Between rounds of power masturbation and screwing out Adeline’s brains, Erik Willems had analyzed the market research and feasibility studies on Lifechoosey. He spoke with its founders, a pair of undergraduate students at Stanford University.

MoriaMordor gave Lifechoosey $5,000,000 in funding.

In exchange, MoriaMordor gained an equity stake in the company, represented by a significant amount of stock options, and some controlling interest in the company’s destiny, represented by two seats on its board.

Contingent upon his investment of the limited partners’ money, Erik Willems demanded that Lifechoosey change the company’s name.

Lifechoosey became Bromato, which was a portmanteau of bro, a slang term for young straight men interested in physical pleasure, and the three syllables of tomato without the determining ‘t.’

A bro was the target audience. Omato induced visions of the ripe healthy swollen fruit.

Thus was Bromato born.

The thing to remember is that the venture capital fund managed by Erik Willems could not make long term investments. It had a limited term of ten years.

He was bound to find quick returns on the invested money.

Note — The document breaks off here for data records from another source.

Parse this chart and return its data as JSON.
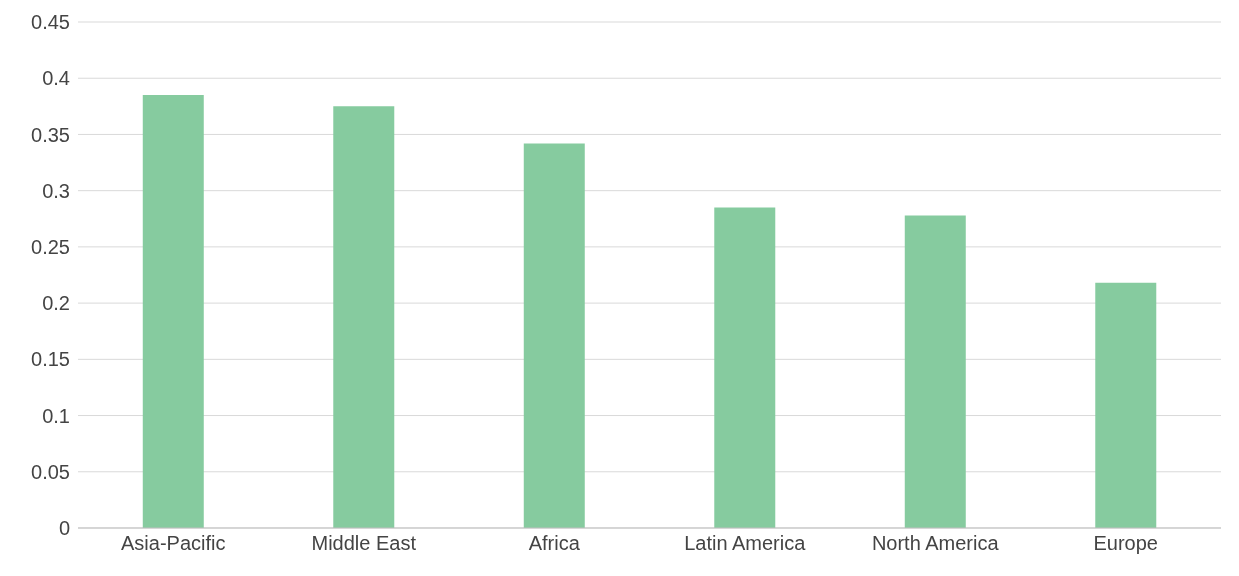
{
  "chart_data": {
    "type": "bar",
    "categories": [
      "Asia-Pacific",
      "Middle East",
      "Africa",
      "Latin America",
      "North America",
      "Europe"
    ],
    "values": [
      0.385,
      0.375,
      0.342,
      0.285,
      0.278,
      0.218
    ],
    "color": "#86cb9f",
    "ylim": [
      0,
      0.45
    ],
    "yticks": [
      0,
      0.05,
      0.1,
      0.15,
      0.2,
      0.25,
      0.3,
      0.35,
      0.4,
      0.45
    ],
    "grid": "y"
  }
}
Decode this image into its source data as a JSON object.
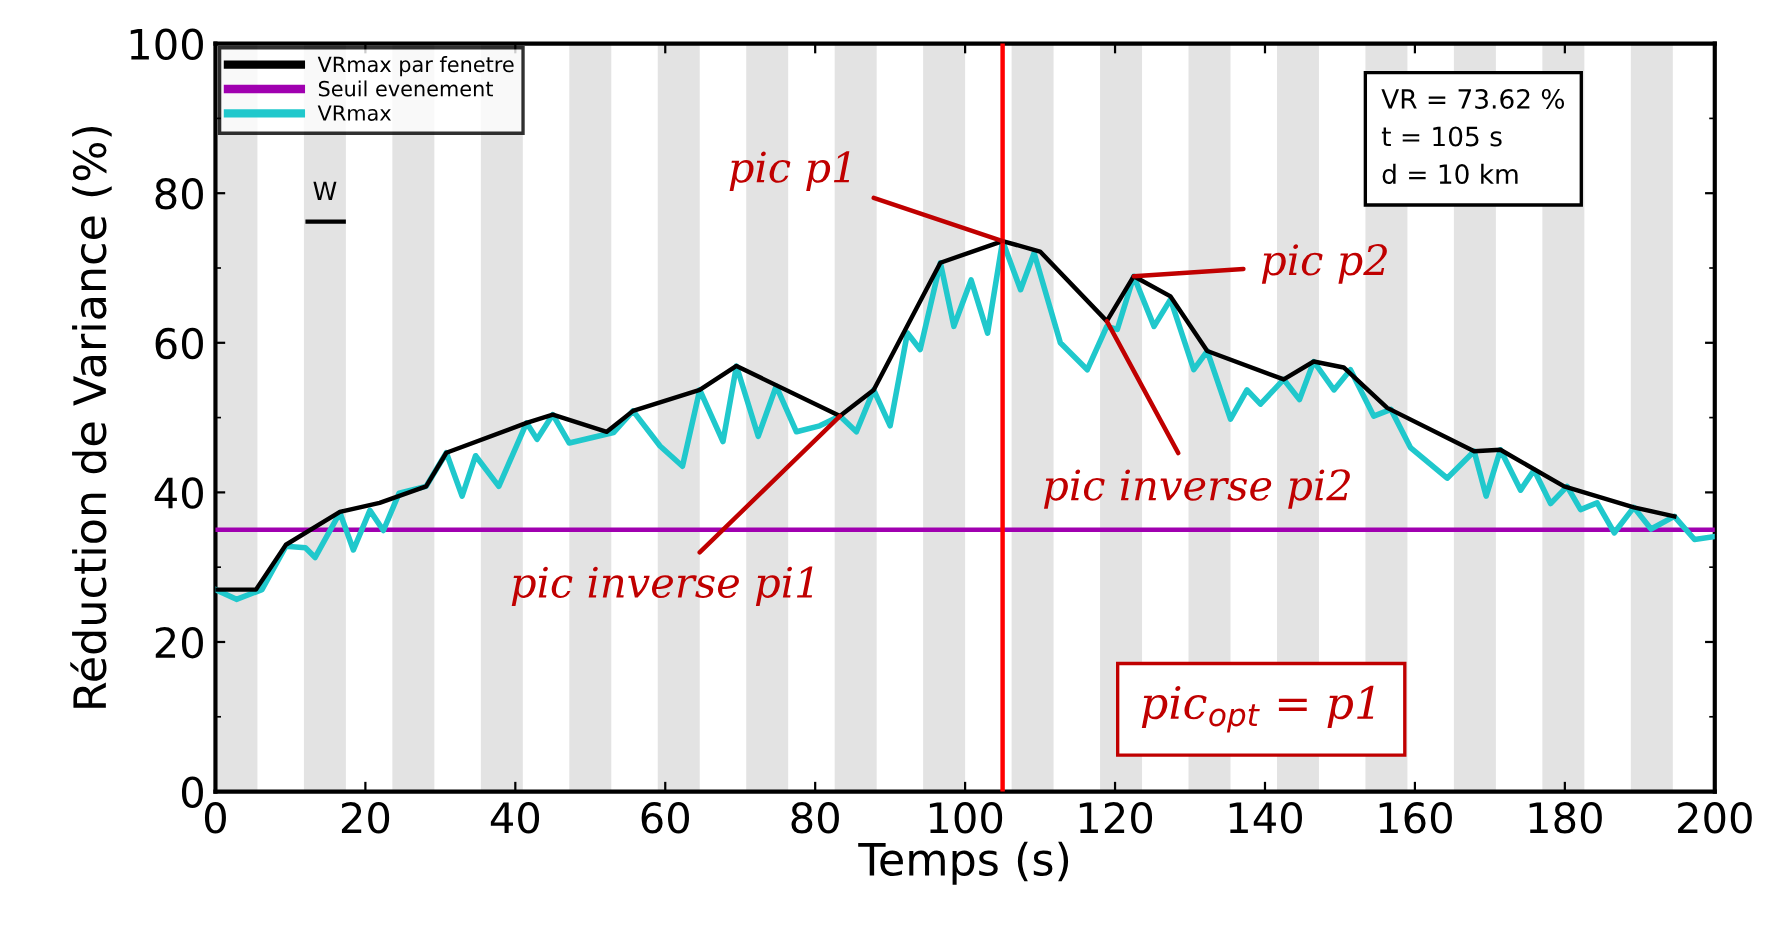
{
  "chart_data": {
    "type": "line",
    "xlabel": "Temps (s)",
    "ylabel": "Réduction de Variance (%)",
    "xlim": [
      0,
      200
    ],
    "ylim": [
      0,
      100
    ],
    "xticks": [
      0,
      20,
      40,
      60,
      80,
      100,
      120,
      140,
      160,
      180,
      200
    ],
    "yticks": [
      0,
      20,
      40,
      60,
      80,
      100
    ],
    "grid": false,
    "legend": "top left",
    "line_style": "solid",
    "marker": "none",
    "series": [
      {
        "name": "VRmax par fenetre",
        "color": "#000000",
        "x": [
          0,
          5.4,
          9.4,
          16.6,
          21.9,
          28.1,
          30.8,
          41.5,
          45,
          52.2,
          55.7,
          64.6,
          69.5,
          83.3,
          87.8,
          96.7,
          105,
          110,
          118.9,
          122.5,
          127.4,
          132.3,
          142.5,
          146.5,
          150.5,
          156.3,
          167.9,
          171.4,
          179.9,
          189.2,
          194.6
        ],
        "values": [
          27,
          27,
          33,
          37.4,
          38.6,
          40.8,
          45.3,
          49.3,
          50.4,
          48.1,
          50.9,
          53.7,
          56.9,
          50.2,
          53.7,
          70.7,
          73.6,
          72.2,
          62.9,
          68.9,
          66.2,
          58.9,
          55.1,
          57.5,
          56.7,
          51.3,
          45.5,
          45.7,
          40.8,
          38,
          36.8
        ]
      },
      {
        "name": "Seuil evenement",
        "color": "#a000b0",
        "x": [
          0,
          200
        ],
        "values": [
          35,
          35
        ]
      },
      {
        "name": "VRmax",
        "color": "#20c8cc",
        "x": [
          0,
          2.8,
          6.2,
          9.4,
          12,
          13.3,
          16.6,
          18.4,
          20.6,
          22.4,
          24.5,
          28.1,
          30.8,
          32.9,
          34.7,
          37.8,
          41.5,
          42.9,
          45,
          47.2,
          53.1,
          55.7,
          59.3,
          62.3,
          64.6,
          67.7,
          69.5,
          72.4,
          74.8,
          77.5,
          80.6,
          83.3,
          85.5,
          87.8,
          90,
          92.3,
          94,
          96.7,
          98.5,
          100.8,
          103,
          105,
          107.4,
          109.2,
          112.7,
          116.3,
          118.9,
          120.3,
          122.5,
          125.2,
          127.4,
          130.5,
          132.3,
          135.4,
          137.6,
          139.4,
          142.5,
          144.6,
          146.5,
          149.2,
          151.4,
          154.5,
          156.8,
          159.4,
          164.3,
          167.9,
          169.5,
          171.4,
          174.1,
          175.9,
          178.1,
          180.3,
          182.1,
          184.3,
          186.6,
          189.2,
          191.5,
          194.6,
          197.3,
          200
        ],
        "values": [
          27,
          25.7,
          27,
          32.8,
          32.6,
          31.3,
          37.3,
          32.3,
          37.6,
          34.9,
          39.9,
          40.8,
          45.3,
          39.5,
          44.9,
          40.8,
          49.3,
          47.1,
          50.4,
          46.6,
          48,
          50.9,
          46.2,
          43.5,
          53.7,
          46.8,
          56.9,
          47.5,
          54.2,
          48.1,
          48.9,
          50.2,
          48.1,
          53.7,
          48.9,
          61.3,
          59.1,
          70.7,
          62.2,
          68.4,
          61.3,
          73.6,
          67.1,
          72,
          60,
          56.4,
          62.2,
          61.8,
          68.9,
          62.2,
          65.8,
          56.4,
          58.9,
          49.8,
          53.7,
          51.8,
          55.1,
          52.4,
          57.5,
          53.7,
          56.4,
          50.2,
          51.1,
          46,
          41.9,
          45.5,
          39.5,
          45.7,
          40.3,
          43,
          38.5,
          40.8,
          37.7,
          38.6,
          34.6,
          38,
          35.1,
          36.8,
          33.7,
          34.1
        ]
      }
    ],
    "ref_lines": [
      {
        "axis": "x",
        "value": 105,
        "color": "#ff0000"
      }
    ],
    "bands": [
      {
        "axis": "x",
        "from": 0,
        "to": 5.6,
        "color": "#e3e3e3"
      },
      {
        "axis": "x",
        "from": 11.8,
        "to": 17.4,
        "color": "#e3e3e3"
      },
      {
        "axis": "x",
        "from": 23.6,
        "to": 29.2,
        "color": "#e3e3e3"
      },
      {
        "axis": "x",
        "from": 35.4,
        "to": 41,
        "color": "#e3e3e3"
      },
      {
        "axis": "x",
        "from": 47.2,
        "to": 52.8,
        "color": "#e3e3e3"
      },
      {
        "axis": "x",
        "from": 59,
        "to": 64.6,
        "color": "#e3e3e3"
      },
      {
        "axis": "x",
        "from": 70.8,
        "to": 76.4,
        "color": "#e3e3e3"
      },
      {
        "axis": "x",
        "from": 82.6,
        "to": 88.2,
        "color": "#e3e3e3"
      },
      {
        "axis": "x",
        "from": 94.4,
        "to": 100,
        "color": "#e3e3e3"
      },
      {
        "axis": "x",
        "from": 106.2,
        "to": 111.8,
        "color": "#e3e3e3"
      },
      {
        "axis": "x",
        "from": 118,
        "to": 123.6,
        "color": "#e3e3e3"
      },
      {
        "axis": "x",
        "from": 129.8,
        "to": 135.4,
        "color": "#e3e3e3"
      },
      {
        "axis": "x",
        "from": 141.6,
        "to": 147.2,
        "color": "#e3e3e3"
      },
      {
        "axis": "x",
        "from": 153.4,
        "to": 159,
        "color": "#e3e3e3"
      },
      {
        "axis": "x",
        "from": 165.2,
        "to": 170.8,
        "color": "#e3e3e3"
      },
      {
        "axis": "x",
        "from": 177,
        "to": 182.6,
        "color": "#e3e3e3"
      },
      {
        "axis": "x",
        "from": 188.8,
        "to": 194.4,
        "color": "#e3e3e3"
      }
    ],
    "annotations": [
      "W",
      "VR = 73.62 %\nt = 105 s\nd = 10 km",
      {
        "text": "pic p1",
        "x": 105,
        "y": 73.6
      },
      {
        "text": "pic p2",
        "x": 122.5,
        "y": 68.9
      },
      {
        "text": "pic inverse pi1",
        "x": 83.3,
        "y": 50.2
      },
      {
        "text": "pic inverse pi2",
        "x": 118.9,
        "y": 62.9
      },
      "pic$_{opt}$ = p1"
    ]
  }
}
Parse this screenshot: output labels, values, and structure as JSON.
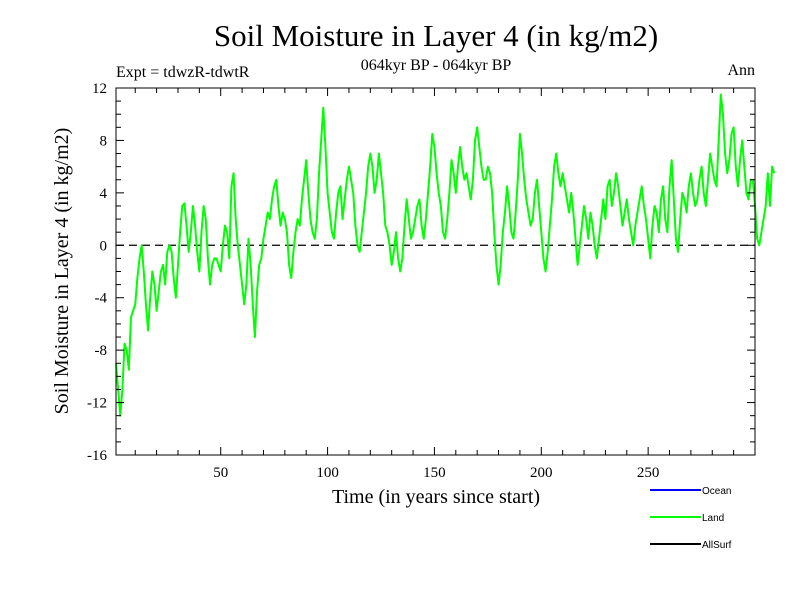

Limited terms ensured that venture capital outfits like MoriaMordor had a unique metric by which they measured a company’s success.

To be a success for MoriaMordor, Bromato did not need to make a profit.

If Erik Willems invested $5,000,000 in Bromato for a 20 % equity stake, this would set the valuation of Bromato at $25,000,000.

This valuation was determined by ideas and processes developed through years of investing. In theory, the valuation was meant to reflect the growth potential of the company and its potential earnings.

In actuality, the valuation of Bromato was meaningless. It existed in a complex and random system. Bromato offered an entirely new and untested service in an ultra-niche market.

Erik Willems could have arrived at an equally valid number by standing in Golden Gate Park’s Sharon Meadow, the place where all the old hippies held drum circles, counting the number of farts that drifted beneath his nose and multiplying the number by one million.